The History Boys is truly a pageant – a mix of poetry, song, history and pastiche. As befitting this multi-faceted piece, our boys and their two main teachers have spent the last week speaking French, making harmony, sharing poetry, and recounting history.

Some of the highlights of our own General Studies class up in the rehearsal hall: World War I, W. H. Auden, Philip Larkin, Brief Encounter, Gracie Fields, the Pet Shop Boys, the English school system, and a rousing sing-along of “Twist and Shout”, unplugged (in a first of what I hope will be many “sharing sessions.” our Timms – Jonathan Silver – strummed the guitar and sang).

We’ve also worked on our dialects. It’s not enough to sound vaguely British – particularly not with an authentic Brit – David Howey as the prickly, priggish Headmaster – among the cast. Yet thanks to our esteemed dialect coach Hazel Bowers, each actor could make a presentation to the whole group on one of a variety of topics (Henry VIII! Rugby!) all the while using an authentic Yorkshire brogue.

We also had a visit from a real-life former History Boy. Robin Kirk, husband of the Arden’s rock star marketing director Beth Yeagle, went through many of the same experiences in life that Dakin, Posner, Rudge and the others go through in the play.
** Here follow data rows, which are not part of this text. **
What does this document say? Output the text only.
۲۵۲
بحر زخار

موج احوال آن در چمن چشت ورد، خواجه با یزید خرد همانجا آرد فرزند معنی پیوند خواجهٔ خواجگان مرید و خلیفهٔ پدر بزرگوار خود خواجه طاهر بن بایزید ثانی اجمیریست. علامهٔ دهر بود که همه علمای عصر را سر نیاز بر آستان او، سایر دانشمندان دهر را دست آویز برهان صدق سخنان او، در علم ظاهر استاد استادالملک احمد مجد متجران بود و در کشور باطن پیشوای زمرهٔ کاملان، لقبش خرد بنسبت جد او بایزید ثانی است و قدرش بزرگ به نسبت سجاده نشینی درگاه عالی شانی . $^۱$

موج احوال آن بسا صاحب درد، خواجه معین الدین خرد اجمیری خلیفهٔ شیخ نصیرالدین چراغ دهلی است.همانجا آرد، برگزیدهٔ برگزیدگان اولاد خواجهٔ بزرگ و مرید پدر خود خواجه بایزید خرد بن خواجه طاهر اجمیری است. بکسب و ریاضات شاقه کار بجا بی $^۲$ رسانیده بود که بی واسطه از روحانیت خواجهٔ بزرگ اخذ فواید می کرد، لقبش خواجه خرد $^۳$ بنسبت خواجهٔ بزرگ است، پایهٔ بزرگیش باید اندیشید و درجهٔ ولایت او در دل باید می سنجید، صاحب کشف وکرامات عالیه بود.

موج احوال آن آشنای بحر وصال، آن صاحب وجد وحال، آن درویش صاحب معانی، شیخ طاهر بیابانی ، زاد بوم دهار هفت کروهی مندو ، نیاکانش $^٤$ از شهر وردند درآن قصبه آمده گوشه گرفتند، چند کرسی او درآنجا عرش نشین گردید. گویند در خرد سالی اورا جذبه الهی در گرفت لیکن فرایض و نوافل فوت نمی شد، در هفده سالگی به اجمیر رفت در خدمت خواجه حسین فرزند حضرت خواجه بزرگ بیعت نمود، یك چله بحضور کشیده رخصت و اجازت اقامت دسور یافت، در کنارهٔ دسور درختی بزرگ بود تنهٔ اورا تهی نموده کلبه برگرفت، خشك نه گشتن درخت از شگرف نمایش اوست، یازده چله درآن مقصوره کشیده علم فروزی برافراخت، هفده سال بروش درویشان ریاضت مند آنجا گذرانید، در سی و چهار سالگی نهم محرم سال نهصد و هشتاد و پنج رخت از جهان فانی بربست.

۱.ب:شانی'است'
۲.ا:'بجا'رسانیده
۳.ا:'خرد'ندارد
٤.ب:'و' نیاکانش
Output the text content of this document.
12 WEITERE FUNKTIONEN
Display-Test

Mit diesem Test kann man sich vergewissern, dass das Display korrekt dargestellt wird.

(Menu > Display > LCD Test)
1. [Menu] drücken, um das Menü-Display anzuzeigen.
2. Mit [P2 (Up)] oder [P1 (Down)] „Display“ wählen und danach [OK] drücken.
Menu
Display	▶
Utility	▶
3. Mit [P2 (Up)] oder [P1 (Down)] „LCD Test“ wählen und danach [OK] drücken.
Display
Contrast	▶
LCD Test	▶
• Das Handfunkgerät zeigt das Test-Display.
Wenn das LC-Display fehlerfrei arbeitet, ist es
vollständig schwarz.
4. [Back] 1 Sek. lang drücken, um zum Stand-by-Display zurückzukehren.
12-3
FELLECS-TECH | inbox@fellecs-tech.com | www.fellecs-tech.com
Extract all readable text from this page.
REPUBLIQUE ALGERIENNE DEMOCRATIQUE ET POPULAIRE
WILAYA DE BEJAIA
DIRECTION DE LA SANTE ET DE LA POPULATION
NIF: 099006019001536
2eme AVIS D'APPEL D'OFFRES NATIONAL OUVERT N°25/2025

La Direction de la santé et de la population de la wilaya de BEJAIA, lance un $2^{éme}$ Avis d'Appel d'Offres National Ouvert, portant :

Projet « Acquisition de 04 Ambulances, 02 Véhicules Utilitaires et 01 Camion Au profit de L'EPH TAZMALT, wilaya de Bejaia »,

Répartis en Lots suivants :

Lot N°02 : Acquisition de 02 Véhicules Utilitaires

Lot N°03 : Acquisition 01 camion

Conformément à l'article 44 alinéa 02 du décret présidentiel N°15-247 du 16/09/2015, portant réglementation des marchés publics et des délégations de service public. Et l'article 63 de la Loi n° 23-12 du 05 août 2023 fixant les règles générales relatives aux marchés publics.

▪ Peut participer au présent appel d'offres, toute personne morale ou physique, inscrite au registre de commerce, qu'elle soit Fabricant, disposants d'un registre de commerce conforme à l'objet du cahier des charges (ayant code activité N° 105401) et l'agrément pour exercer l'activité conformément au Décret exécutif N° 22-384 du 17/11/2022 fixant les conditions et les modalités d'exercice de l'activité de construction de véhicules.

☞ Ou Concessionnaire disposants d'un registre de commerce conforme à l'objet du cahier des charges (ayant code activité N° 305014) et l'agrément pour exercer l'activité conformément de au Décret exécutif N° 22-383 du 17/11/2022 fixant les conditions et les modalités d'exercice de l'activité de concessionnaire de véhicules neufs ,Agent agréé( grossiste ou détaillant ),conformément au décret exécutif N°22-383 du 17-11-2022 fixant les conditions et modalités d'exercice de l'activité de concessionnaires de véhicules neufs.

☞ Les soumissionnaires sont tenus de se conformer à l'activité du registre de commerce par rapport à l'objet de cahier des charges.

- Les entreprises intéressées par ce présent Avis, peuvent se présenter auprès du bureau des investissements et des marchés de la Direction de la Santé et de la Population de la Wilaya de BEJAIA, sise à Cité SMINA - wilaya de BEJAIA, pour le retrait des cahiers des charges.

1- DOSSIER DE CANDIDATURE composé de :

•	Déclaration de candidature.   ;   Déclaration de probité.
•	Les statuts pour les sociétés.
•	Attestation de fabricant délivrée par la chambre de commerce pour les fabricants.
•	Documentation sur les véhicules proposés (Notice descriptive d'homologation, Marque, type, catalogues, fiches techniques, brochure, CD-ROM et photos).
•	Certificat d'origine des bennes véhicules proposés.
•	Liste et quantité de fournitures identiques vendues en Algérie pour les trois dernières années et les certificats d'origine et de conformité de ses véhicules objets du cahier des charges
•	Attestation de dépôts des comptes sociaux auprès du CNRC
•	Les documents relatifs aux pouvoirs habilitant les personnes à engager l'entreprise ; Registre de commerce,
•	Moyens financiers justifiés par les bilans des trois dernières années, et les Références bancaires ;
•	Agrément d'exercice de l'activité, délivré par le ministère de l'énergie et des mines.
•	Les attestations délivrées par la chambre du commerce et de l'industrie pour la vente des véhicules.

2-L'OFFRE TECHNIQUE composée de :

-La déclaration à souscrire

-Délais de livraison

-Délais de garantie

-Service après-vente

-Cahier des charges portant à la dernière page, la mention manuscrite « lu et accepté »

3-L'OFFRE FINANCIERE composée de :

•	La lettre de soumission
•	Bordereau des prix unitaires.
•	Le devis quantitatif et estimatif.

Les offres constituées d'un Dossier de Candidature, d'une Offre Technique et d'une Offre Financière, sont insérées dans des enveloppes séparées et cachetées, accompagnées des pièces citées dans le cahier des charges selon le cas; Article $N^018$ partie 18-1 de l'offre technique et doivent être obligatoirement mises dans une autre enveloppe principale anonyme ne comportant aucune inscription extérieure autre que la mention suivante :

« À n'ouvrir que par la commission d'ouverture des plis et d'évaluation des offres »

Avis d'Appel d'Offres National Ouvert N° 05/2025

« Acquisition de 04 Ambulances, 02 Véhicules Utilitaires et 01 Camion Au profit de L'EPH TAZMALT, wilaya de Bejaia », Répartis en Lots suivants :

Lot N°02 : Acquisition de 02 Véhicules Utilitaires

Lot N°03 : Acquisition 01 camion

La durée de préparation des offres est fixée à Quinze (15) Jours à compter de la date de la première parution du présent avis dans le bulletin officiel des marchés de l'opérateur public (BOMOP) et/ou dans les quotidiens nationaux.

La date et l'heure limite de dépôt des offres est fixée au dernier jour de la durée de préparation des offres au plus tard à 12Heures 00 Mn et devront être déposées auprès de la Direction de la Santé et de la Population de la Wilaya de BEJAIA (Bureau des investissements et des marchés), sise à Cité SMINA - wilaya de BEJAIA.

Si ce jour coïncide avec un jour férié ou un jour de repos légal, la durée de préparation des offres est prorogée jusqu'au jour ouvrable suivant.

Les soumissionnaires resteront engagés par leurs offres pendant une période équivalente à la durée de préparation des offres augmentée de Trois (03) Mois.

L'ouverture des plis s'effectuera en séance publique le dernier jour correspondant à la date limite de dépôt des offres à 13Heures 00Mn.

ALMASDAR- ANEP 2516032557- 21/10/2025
His talk was illuminating, and not only because it was over a pint, as Robin would say.

And, of course, we have been consumed by dramaturgy. The role of a dramaturg varies from show to show, but for Americans doing an Alan Bennett play, it’s been research, research, research. The History Boys glossary, as prepared by dramaturg Sarah Ollove, is as thick as the script, and just as essential. The film clips, power points, and one-on-one conferences with each actor have also proved invaluable.

As assistant director, my role in this process is essentially to support the director and the rest of the production team and the cast. In some ways I feel a bit like Scripps, the most observant of the history boys – and the play’s primary narrator of past events. It often seems as if Scripps lives vicariously through the escapades of other characters, particularly his best friend Dakin. This week it’s been my pleasure to live vicariously through the history boys. I’ve learned French, heard music, sat in on dramaturgy and dialect work…and gotten Terry Nolen at least 5 venti coffees (milk, no sugar). Don’t worry about me, though. Whenever I go out for him, he pays for both of our beverages.